Texas Veteran Education Proves to be Expensive Commitment

veteran_benefits

Texas provides a free college education to veterans, a policy which recently has been criticized for using up too much of the state’s budget due to new clauses that have expanded the program. Recently, lawmakers have been rethinking these clauses and are seeking a solution to the program’s cost.

After the G.I. Bill’s federal benefits are exhausted, the state’s veterans can go to college under the Hazlewood Exemption, which is based on a bill enacted in 1923.

In 2009, Texas legislators decided to include the children of its 1.7 million veterans in the Hazlewood Exemption under a legacy provision, along with the spouses of any veterans injured, missing, or killed in action. However, this has increased the program’s cost sevenfold from $25 million to $169 million.

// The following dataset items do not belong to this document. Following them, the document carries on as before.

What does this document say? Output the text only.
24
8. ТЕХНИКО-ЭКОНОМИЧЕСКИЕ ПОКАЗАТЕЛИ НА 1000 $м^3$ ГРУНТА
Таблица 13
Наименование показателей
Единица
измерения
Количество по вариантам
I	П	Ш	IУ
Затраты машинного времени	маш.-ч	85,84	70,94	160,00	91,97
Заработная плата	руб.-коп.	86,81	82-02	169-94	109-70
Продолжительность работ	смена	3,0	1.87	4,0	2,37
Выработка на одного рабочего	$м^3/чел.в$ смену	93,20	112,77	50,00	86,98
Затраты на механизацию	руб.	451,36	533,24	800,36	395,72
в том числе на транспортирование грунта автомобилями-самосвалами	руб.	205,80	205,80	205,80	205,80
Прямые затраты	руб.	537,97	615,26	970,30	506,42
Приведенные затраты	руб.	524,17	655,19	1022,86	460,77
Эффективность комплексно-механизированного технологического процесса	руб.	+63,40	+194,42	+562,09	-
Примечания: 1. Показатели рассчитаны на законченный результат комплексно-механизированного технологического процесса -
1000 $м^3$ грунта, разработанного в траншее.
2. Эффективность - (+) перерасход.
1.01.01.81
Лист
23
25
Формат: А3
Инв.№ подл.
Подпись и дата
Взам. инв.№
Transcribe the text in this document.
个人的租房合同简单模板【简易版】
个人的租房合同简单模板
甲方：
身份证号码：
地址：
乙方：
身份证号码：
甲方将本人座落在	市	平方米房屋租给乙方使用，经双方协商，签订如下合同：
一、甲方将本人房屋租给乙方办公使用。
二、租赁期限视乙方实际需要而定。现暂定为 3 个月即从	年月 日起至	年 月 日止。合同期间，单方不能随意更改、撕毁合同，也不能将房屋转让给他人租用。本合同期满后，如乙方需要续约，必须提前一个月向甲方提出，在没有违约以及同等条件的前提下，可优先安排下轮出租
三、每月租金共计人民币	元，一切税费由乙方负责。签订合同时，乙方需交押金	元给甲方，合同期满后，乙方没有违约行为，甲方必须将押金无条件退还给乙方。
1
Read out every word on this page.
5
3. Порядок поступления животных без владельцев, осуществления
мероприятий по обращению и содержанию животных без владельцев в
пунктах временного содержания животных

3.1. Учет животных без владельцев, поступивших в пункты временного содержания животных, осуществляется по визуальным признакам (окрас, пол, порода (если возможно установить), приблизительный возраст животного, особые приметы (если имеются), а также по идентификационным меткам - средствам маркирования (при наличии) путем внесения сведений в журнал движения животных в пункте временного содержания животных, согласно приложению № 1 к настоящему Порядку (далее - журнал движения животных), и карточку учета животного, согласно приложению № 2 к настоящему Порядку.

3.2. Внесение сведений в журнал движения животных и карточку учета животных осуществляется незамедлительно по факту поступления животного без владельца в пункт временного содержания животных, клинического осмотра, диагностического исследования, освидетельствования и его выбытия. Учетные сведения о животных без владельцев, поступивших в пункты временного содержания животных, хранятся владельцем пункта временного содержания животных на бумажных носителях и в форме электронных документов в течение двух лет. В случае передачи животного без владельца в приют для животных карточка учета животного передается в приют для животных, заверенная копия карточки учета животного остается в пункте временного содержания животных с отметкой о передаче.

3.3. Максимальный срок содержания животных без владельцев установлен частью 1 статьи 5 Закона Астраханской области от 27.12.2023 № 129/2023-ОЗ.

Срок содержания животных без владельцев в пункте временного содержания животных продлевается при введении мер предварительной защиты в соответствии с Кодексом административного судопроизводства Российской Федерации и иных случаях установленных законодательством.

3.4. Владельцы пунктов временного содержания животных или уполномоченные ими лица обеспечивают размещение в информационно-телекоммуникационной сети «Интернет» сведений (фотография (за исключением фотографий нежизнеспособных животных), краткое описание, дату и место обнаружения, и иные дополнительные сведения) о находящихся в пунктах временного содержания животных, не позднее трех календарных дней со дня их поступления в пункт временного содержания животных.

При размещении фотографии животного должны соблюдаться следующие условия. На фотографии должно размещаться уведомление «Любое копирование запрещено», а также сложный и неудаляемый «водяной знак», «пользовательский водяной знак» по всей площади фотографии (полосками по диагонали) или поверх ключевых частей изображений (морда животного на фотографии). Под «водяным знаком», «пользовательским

Texas has the second-largest population of veterans, and is one of only eight states to shoulder the entire cost of eligible veterans’ education, according to Katie Lapotin of IJReview.

Lawmakers bemoan the high cost of the program, but for many veterans and their families, it has been a blessing. Courtney Hagan, whose father was in the military, was quoted by Nadia Galindo of KeyeTV:

Without Hazlewood, I probably wouldn’t be doing a dual major and I’d probably be considering going to community college first.

However, it isn’t only the children of veterans who are benefiting. Juan Ramirez, an Air Force veteran, says:

The state of Texas is very generous, and it’s a godsend, really.

Marcy Garcia, the 58-year-old spouse of a disabled veteran, says that the program has freed her “from worrying about where my tuition was going to come from,” allowing to focus on her education and her future.

Republican Senator Kel Seliger, chair of the Senate’s higher education committee, was quoted by CBS News:

Everybody’s heart was in the right place when we added all the other beneficiaries, it just got too high of a price tag.

San Marcos’ Texas State University admitted the most Hazlewood recipients, in accordance with its reputation for being friendly to veterans.

In 2014, a veteran from Georgia living in Houston challenged the requirement that beneficiaries be legal Texas residents at the time of enlisting. It was ruled unconstitutional in his favor, which Texas has appealed because they worry that other veterans may relocate to Texas just to get a free education.

Bills are in the Texas Legislature to amend the policy, with most requiring that veterans reside in Texas for eight years prior to school registration, writes Hanna Sanchez of iSchoolGuide. However, Governor Greg Abbott wants to continue fully funding the act.